Ile można zapłacić za realizację marzeń o najlepszym obecnie obrazie w seryjnym telewizorze? Bardzo dużo. Ale może Samsung UHD S9 jest tego wart.
Standard 4K, a raczej to co będzie być może w przyszłości uznane za takowy, jeszcze nie zagościł na dobre w naszych domach. Wiele osób zastanawia się czy w ogóle to kiedykolwiek nastąpi, a zamiast tego przesiądziemy się od razu na format 8K, który kojarzony jest z nazwą Ultra Hi Vision. To ostatnie to jednak pieśń odległej przyszłości, zwłaszcza z perspektywy rozwoju technologii elektronicznych. O tym co będzie w 2020 roku chyba jeszcze nikt z nas nie myśli, ale o najbliższych kilku latach owszem. Telewizory o rozdzielczości panelu 3840 x 2160 pikseli, który znany jest pod nazwą Ultra High Definition, powoli pojawiają się na rynku w ofercie największych tuzów elektroniki. Również Samsung wprowadza do Polski serię takich telewizorów. A wśród nich prawdziwą gwiazdę, Samsunga UHD S9 o przekątnej obrazu 85 cali. Ten telewizor ma wyróżniać się spośród innych tego typu produktów oryginalnym wzornictwem, niezrównaną jakością obrazu i gotowością na przyszłe technologie przetwarzania obrazu.
Spróbujmy pokrótce wyjaśnić sobie co Samsung rozumie przez te trzy hasła. Czas ku temu najwyższy, gdyż już w przyszłym tygodniu Samsung UHD S9 pojawi się w sprzedaży. Będzie go można obejrzeć w showroomach w warszawskiej Arkadii i Galerii Samsunga. Zapytacie, dlaczego tylko tam? No cóż, 85 cali to zabawka nie dla każdego, a jeśli zripostujecie, że jednak chętnie przygarnęlibyście takie monstrum, to ochłodzimy nieco wasz zapał sześciocyfrową ceną. Być może jest ona wygórowana, ale składa się na nią wiele czynników, a jednym z nich jest zdolność do produkowania odpowiedniej liczby takich paneli.
Całość wygląda niepozornie, co jest wynikiem lekkości konstrukcji jaką nadaje system zawieszenia. W praktyce to jeden z większych paneli jakie dostępne są na rynku.

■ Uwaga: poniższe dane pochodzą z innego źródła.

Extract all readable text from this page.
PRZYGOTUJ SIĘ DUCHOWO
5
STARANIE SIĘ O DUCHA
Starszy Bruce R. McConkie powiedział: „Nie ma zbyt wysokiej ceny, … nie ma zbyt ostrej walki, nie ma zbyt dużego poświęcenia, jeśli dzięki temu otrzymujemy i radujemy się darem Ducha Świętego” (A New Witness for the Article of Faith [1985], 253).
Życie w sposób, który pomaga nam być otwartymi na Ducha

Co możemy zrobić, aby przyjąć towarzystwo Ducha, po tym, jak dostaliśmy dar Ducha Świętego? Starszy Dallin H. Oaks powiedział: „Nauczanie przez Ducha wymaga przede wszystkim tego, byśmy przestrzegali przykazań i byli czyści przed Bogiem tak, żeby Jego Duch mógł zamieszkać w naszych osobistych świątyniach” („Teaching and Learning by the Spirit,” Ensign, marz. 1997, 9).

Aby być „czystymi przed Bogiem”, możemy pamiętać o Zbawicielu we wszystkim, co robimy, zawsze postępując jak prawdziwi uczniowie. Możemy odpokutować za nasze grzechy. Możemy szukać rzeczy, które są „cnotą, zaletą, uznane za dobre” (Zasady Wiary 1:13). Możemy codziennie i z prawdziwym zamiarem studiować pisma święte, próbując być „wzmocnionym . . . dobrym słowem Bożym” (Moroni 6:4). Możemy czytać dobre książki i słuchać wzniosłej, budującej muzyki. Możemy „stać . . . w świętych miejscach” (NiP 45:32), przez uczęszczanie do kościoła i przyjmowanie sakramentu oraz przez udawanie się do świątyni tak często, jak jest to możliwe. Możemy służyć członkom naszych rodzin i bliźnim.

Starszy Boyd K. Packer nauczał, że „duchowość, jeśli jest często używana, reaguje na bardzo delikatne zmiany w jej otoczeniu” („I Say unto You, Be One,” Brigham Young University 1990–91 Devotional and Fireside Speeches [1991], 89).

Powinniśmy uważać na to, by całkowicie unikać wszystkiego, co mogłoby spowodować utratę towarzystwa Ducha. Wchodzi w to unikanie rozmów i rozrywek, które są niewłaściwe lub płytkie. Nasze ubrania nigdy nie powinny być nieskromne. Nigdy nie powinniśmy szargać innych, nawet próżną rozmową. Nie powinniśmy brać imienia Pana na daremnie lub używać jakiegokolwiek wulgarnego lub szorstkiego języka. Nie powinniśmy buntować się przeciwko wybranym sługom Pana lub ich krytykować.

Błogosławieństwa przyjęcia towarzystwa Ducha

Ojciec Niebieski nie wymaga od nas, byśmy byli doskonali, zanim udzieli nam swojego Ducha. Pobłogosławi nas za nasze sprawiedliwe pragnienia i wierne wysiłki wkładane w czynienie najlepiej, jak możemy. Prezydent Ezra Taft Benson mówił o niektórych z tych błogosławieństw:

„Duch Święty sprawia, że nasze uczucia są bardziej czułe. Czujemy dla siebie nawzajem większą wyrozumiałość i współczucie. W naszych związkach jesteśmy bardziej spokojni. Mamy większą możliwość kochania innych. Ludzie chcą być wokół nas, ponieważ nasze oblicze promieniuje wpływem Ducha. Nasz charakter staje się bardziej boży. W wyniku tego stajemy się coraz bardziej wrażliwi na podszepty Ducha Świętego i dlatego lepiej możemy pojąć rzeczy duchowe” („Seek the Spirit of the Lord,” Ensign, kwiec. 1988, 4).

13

Mogliśmy obejrzeć ten telewizor już teraz podczas prezentacji w Muzeum Narodowym, w sali, której ozdobą jest obraz Bitwa pod Grunwaldem. Ciekawe czy Samsung UHD S9 z podobnym rozmachem jak Matejko będzie prezentował nam obrazy? I te prawdziwe uchwycone na fotografiach i te nieco abstrakcyjne w filmach. Prezentację telewizora poprowadził Grzegorz Rafalak, ekspert od technologii paneli Samsunga. Samsung UHD S9 to telewizor (choć czy tak naprawdę dzisiaj powinno używać się słowa telewizor), który powstawał w tajemnicy. Specjalny zespół pracował nie tylko na panelem, ale i oryginalnym sposobem jego mocowania, który przypomina obrotowe lustro. Sam panel z ramą, która pełni również rolę podstawy, waży 120 kilogramów. To jednak nic w porównaniu z ponad dwa razy większą masą całego opakowania. Dostawa i instalacja w miejscu docelowym realizowana będzie przez zespół monterów w białych rękawiczkach. Do przestawienia, a nawet przechylenia panelu, bo jest to możliwe w niewielkim zakresie, potrzebne będą potem co najmniej dwie osoby.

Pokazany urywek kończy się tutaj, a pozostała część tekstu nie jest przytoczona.